KFVS serves almost fifty counties in four states, including the whole state of Missouri, Southern Illinois, Western Kentucky, and Western Tennessee. KFVS considers Clay County to be the sole Arkansas county in its viewing region, as reflected in the local temperature graphic during its nightly weather programs. KFVS is available on local cable systems in Corning, Piggott, Rector, Marmaduke, Pollard, Greenway, St. Francis, and Lafe, Arkansas. However, the station is not available on the Jonesboro or Lake City cable networks. According to DirecTV, KFVS is a local channel available in the Jonesboro region.

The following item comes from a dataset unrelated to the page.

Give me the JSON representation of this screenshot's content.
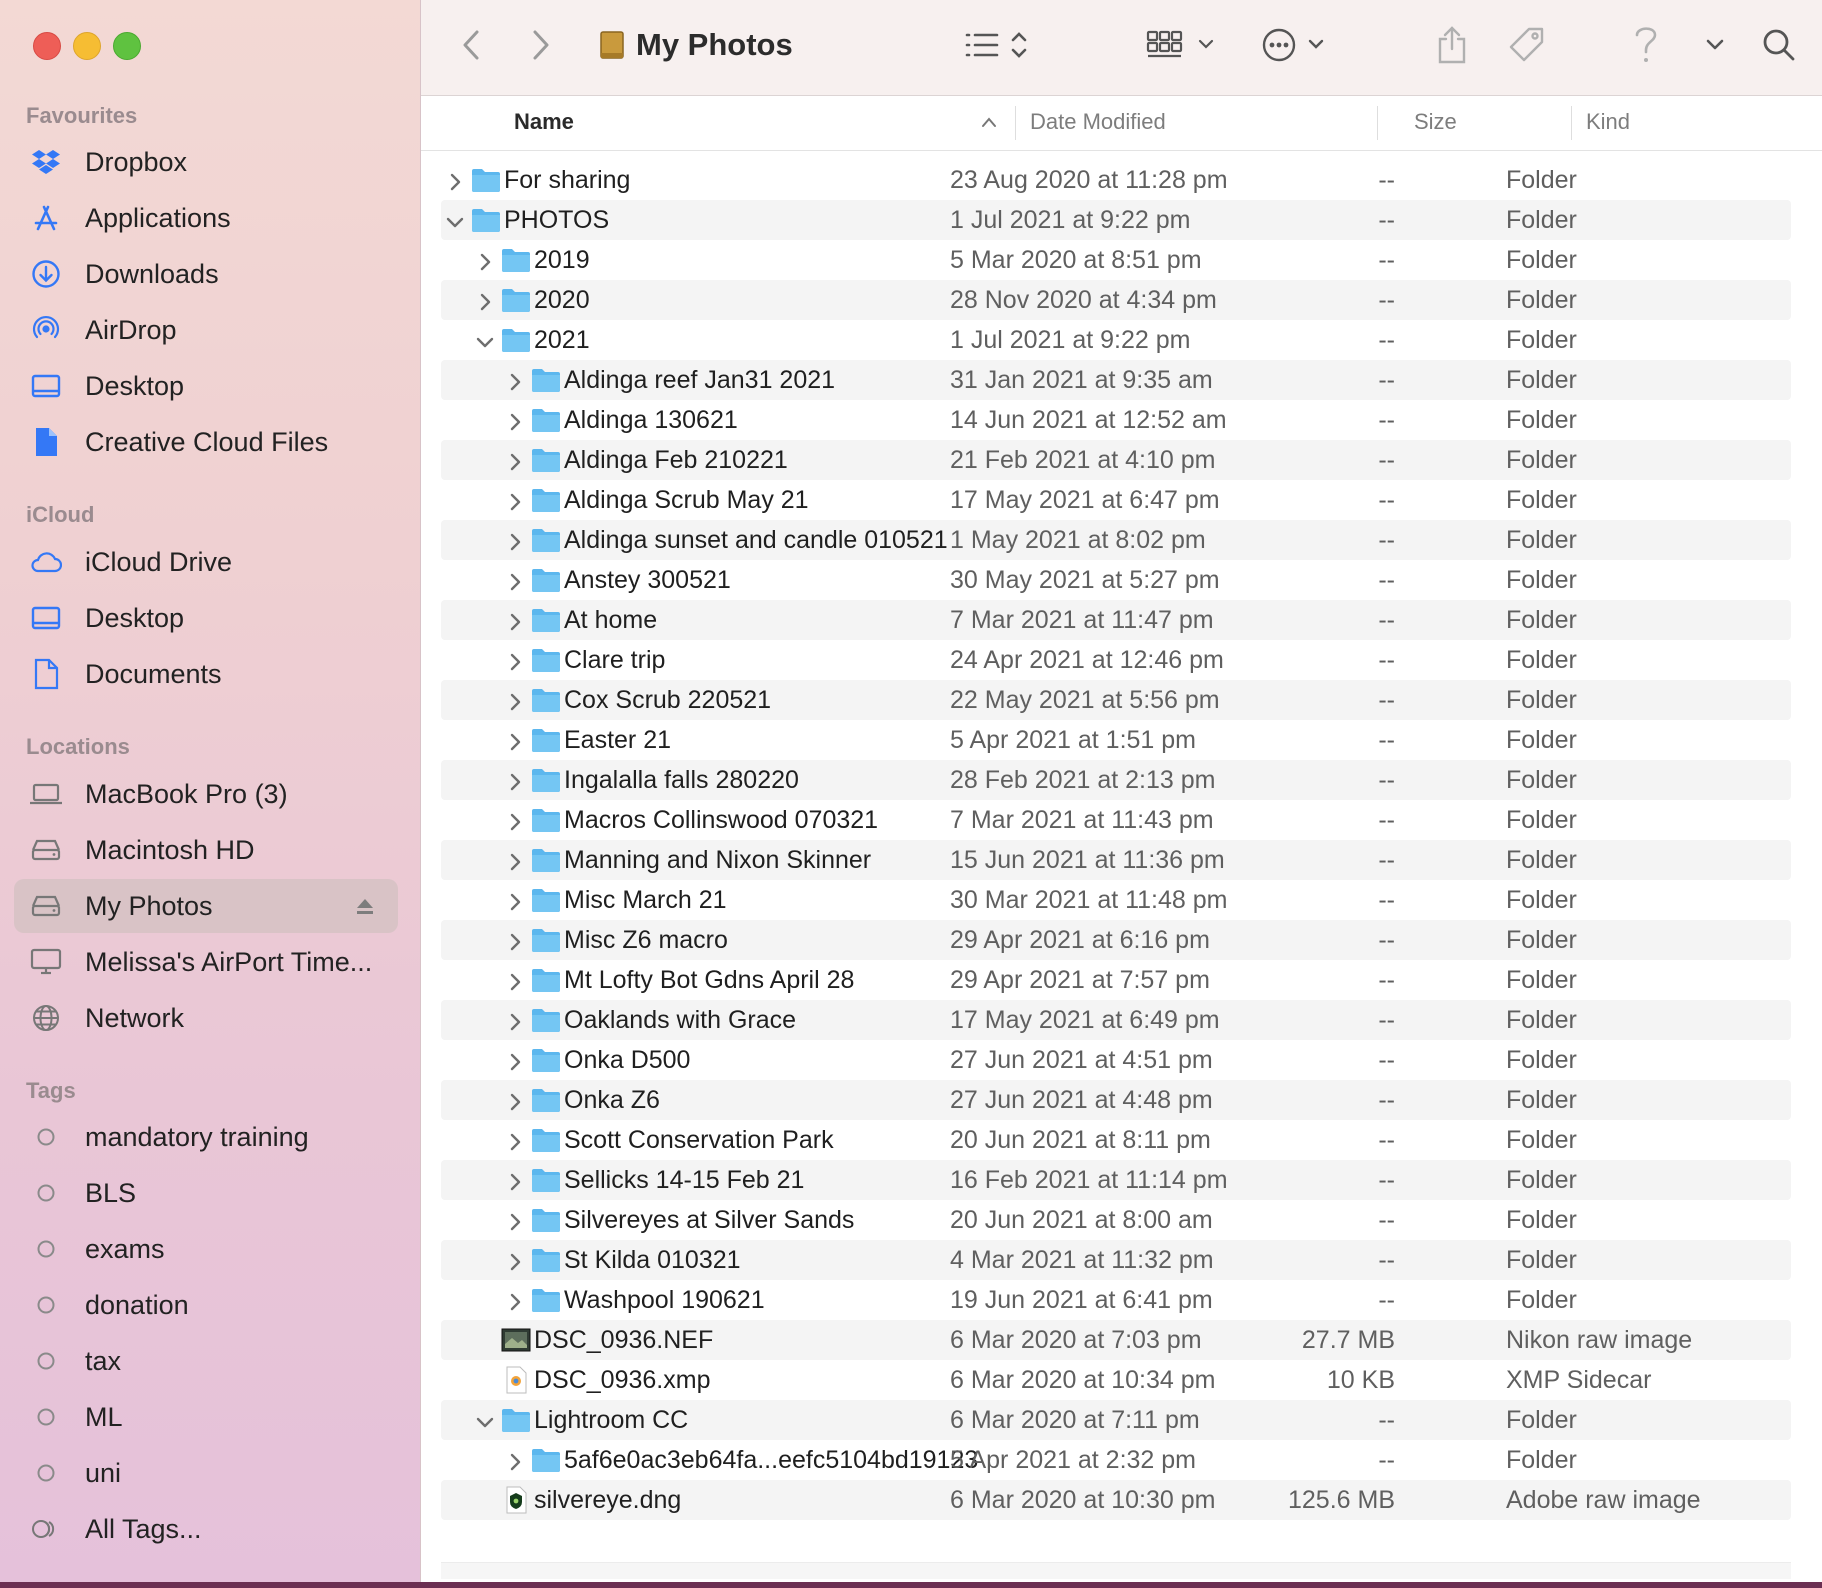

While carrying an analog signal, a section of its off-air signal overlapped with sister stations WMC-TV in Memphis, Tennessee and KAIT-TV in Jonesboro, Missouri. KFVS refers to its viewing region as "The Heartland," which is also used in the on-air branding of WQTV/WQWQ. KFVS' service region overlapped with KMOV in St. Louis during the analog era. In actuality, channel 12's over-the-air coverage went as far north as Belleville, Illinois, a St. Louis suburb. Both stations were carried by cable networks in various northern KFVS and southern KMOV counties.